Palestina menginginkan proses kolektif untuk capai perdamaian

Palestina menegaskan bahwa perdamaian dengan Israel tidak akan mungkin terwujud tanpa menyelesaikan perselisihan tentang Yerusalem.

Ilustrasi / Pixabay

Pejabat Palestina yang menghadiri konferensi dua hari tentang status Yerusalem memperingatkan bahwa perdamaian dengan Israel tidak akan mungkin terwujud tanpa menyelesaikan perselisihan tentang kota suci bagi tiga agama itu.
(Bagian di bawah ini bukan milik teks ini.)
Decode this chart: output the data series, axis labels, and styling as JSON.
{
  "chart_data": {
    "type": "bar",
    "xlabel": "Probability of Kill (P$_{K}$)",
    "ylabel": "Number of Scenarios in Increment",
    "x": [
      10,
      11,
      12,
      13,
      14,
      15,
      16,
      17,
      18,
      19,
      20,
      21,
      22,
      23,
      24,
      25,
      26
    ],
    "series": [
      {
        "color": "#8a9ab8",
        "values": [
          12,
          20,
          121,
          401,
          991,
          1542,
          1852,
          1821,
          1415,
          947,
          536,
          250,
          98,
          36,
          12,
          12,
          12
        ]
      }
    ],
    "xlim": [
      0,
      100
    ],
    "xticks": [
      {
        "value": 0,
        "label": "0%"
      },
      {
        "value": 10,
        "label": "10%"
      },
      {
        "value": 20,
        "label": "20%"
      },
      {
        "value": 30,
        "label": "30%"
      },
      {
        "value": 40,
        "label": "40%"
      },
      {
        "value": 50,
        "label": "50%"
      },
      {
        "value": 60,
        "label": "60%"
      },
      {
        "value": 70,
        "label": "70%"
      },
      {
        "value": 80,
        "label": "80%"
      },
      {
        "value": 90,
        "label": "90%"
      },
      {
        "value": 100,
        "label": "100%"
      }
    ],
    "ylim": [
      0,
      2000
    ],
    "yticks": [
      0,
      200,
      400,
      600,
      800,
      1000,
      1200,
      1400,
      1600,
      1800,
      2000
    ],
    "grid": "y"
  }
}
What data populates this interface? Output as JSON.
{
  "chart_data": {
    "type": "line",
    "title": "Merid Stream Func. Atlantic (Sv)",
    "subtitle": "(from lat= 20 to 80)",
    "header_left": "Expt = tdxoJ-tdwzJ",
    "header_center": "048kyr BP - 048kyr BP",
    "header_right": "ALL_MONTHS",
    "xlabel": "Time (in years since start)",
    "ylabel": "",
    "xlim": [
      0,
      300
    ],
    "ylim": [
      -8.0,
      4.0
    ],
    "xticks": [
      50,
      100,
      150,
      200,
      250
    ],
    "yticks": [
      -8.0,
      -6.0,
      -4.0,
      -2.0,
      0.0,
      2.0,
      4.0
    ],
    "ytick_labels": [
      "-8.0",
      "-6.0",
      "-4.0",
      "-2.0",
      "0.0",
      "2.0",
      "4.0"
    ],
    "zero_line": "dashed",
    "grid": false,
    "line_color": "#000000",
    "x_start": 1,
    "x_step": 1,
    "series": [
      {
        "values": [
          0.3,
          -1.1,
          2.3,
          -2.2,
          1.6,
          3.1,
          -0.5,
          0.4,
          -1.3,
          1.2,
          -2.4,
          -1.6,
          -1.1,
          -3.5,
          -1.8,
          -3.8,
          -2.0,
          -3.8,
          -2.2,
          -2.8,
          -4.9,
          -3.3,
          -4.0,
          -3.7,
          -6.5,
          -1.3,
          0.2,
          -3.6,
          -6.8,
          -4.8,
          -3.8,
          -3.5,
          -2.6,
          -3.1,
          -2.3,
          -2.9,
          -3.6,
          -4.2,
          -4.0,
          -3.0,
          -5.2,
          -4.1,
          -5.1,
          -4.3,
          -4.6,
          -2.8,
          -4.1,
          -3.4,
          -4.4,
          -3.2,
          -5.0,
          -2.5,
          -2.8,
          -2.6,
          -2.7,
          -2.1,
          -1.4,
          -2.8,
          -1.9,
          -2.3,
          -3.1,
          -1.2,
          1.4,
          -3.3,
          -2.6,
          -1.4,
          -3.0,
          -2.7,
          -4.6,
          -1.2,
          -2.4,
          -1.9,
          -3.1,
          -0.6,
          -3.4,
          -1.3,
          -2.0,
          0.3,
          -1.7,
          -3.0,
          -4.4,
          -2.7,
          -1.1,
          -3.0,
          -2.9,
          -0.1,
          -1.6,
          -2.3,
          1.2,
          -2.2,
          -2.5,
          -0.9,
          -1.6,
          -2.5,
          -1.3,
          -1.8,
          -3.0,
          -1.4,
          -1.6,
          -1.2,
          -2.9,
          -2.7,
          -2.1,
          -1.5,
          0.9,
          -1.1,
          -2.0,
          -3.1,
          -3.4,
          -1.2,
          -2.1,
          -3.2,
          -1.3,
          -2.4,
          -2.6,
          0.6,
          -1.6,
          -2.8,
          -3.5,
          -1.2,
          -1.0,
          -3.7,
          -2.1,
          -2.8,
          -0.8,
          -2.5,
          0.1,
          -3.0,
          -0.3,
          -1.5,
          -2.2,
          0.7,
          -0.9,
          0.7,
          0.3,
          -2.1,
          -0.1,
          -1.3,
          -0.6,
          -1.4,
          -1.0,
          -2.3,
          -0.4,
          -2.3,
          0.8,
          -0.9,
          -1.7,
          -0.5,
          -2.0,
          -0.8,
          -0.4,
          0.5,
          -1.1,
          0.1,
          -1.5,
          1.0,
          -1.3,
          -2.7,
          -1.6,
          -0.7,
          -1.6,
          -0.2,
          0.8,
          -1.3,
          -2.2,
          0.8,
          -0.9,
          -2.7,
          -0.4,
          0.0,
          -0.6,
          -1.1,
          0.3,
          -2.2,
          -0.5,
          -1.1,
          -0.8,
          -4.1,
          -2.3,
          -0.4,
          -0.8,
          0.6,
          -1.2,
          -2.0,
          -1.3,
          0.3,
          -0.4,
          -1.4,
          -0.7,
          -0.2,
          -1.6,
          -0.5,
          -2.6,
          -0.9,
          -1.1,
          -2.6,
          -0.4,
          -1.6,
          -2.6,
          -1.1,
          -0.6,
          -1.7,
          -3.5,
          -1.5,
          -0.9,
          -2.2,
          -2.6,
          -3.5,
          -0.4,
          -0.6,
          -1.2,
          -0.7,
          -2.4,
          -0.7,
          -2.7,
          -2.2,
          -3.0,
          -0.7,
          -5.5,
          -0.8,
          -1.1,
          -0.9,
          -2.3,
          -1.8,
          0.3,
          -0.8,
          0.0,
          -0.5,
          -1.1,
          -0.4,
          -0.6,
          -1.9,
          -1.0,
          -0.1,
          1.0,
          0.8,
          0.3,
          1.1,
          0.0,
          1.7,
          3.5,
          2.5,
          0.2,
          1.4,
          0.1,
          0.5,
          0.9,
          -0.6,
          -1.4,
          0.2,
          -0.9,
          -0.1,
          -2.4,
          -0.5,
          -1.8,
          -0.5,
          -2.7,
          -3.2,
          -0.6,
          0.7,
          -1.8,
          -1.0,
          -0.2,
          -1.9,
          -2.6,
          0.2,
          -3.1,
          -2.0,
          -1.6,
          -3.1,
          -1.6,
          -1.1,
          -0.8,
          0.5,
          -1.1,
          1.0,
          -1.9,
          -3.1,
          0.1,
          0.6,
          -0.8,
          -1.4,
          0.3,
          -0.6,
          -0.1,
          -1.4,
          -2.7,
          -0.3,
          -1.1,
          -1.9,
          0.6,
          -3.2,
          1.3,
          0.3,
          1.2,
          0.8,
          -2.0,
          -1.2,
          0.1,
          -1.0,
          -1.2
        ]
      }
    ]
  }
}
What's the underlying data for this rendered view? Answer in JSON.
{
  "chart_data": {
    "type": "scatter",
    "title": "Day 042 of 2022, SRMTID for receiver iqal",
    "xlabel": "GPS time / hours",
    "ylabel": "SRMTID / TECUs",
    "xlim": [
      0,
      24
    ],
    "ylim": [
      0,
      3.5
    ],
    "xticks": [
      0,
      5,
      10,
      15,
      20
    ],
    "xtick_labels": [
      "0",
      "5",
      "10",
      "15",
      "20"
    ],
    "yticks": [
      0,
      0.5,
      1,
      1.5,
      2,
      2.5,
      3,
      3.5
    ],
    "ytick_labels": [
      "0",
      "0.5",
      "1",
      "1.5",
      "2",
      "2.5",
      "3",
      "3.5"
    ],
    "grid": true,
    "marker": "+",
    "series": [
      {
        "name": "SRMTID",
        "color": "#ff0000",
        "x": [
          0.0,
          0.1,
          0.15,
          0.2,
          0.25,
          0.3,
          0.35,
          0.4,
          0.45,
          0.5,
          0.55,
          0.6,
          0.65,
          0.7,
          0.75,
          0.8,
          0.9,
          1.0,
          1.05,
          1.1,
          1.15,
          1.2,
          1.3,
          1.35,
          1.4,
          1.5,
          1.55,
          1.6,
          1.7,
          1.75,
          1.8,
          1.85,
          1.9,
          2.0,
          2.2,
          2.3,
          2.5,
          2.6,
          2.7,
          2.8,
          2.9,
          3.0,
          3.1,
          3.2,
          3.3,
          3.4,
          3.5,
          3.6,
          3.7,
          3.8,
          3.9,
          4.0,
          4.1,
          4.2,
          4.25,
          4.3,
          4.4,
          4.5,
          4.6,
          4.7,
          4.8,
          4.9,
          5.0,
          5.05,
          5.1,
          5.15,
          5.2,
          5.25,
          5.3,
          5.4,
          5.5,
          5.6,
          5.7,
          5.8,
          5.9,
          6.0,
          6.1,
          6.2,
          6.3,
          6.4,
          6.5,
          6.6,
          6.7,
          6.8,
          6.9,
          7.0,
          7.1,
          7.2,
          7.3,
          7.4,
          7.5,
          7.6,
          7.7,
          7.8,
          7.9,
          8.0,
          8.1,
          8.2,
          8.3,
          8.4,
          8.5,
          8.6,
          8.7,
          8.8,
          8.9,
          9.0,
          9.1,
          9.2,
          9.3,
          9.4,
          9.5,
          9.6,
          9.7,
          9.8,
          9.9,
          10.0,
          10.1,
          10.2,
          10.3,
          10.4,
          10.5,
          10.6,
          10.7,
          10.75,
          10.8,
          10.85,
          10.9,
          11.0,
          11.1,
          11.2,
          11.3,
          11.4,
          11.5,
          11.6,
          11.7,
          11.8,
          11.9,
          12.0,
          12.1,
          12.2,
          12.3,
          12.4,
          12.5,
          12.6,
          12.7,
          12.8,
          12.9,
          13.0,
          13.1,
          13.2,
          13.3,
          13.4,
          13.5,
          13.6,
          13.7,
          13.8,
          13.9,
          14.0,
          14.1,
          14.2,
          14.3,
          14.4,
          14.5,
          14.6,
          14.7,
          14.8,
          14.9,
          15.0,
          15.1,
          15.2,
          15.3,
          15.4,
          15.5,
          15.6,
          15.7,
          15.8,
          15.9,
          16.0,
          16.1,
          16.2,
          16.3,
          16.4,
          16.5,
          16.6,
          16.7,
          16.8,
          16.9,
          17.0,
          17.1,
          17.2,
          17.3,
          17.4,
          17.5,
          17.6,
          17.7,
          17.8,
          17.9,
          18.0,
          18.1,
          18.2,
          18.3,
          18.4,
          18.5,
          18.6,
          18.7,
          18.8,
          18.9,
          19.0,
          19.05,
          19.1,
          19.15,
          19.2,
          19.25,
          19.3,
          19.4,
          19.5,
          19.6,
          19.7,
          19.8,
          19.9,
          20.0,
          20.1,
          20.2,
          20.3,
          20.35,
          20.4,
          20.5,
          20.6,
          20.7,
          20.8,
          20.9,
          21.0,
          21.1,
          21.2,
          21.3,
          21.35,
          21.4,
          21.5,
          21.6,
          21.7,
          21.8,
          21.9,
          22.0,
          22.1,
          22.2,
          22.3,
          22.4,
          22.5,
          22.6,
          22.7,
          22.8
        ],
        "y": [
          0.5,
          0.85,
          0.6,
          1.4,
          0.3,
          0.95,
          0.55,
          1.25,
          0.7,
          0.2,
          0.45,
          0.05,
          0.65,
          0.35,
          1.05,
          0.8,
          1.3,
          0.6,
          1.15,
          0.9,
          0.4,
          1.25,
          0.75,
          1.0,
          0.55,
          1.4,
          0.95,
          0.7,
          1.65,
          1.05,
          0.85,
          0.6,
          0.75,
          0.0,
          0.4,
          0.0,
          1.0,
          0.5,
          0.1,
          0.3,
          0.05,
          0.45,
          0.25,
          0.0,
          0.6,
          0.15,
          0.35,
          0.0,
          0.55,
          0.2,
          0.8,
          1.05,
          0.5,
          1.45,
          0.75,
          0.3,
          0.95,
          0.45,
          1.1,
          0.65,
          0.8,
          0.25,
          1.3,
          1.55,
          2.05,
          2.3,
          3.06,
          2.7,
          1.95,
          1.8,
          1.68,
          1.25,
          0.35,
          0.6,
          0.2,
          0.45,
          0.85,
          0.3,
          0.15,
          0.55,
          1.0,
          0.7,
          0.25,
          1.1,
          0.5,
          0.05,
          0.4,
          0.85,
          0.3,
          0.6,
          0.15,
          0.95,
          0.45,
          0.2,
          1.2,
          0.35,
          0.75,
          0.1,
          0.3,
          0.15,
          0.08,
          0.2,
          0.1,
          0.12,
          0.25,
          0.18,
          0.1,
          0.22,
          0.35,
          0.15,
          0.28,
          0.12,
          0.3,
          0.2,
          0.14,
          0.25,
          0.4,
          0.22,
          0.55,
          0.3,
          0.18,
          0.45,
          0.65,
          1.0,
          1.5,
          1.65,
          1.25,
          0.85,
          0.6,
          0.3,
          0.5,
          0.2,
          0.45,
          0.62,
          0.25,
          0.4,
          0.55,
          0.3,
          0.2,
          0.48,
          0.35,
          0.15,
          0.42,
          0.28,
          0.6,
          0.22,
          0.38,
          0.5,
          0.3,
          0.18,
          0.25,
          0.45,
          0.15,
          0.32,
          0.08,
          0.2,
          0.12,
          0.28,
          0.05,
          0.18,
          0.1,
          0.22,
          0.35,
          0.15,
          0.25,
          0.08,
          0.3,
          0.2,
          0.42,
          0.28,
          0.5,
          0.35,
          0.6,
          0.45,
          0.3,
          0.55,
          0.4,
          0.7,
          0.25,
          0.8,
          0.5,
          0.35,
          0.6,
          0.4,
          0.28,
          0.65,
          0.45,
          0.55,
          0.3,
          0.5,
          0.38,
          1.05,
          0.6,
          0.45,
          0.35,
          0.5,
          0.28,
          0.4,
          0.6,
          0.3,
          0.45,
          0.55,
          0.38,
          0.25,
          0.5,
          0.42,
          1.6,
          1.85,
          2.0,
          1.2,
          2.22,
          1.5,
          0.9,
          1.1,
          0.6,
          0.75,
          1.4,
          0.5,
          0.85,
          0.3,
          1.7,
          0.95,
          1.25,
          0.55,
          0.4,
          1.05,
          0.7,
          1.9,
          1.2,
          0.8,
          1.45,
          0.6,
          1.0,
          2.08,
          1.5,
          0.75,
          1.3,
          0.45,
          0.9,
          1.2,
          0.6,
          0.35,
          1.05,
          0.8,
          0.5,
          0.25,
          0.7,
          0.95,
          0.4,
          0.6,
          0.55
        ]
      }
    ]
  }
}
Palestina dan Israel sama-sama menginginkan Yerusalem sebagai ibu kota mereka.

Keputusan Presiden Amerika Serikat Donald Trump yang mengakui Yerusalem sebagai ibu kota Israel diyakini akan memiliki konsekuensi politik, hukum dan sosial ekonomi yang signifikan.

Riyad Mansour, utusan tetap Palestina untuk PBB di New York, memperingatkan bahwa kebijakan Trump tersebut akan mengancam prospek solusi damai.

Mansour menekankan, pemerintah AS telah kehilangan seluruh kredibilitasnya dengan menghadiahkan Yerusalem kepada Israel dan memindahkan kedutaannya ke sana.

"Kami menghadapi gempa bumi (pengakuan Yerusalem oleh AS) ini dengan mengatakan bahwa mereka mendiskualifikasi diri sebagai perantara yang jujur ​​antara kami dan Israel," kata Mansour. "Dan, presiden kami sudah datang ke Dewan Keamanan dan mengatakan AS tidak lagi memegang kendali proses (perdamaian) ini atau bertindak sebagai mediator. Kami menginginkan proses kolektif."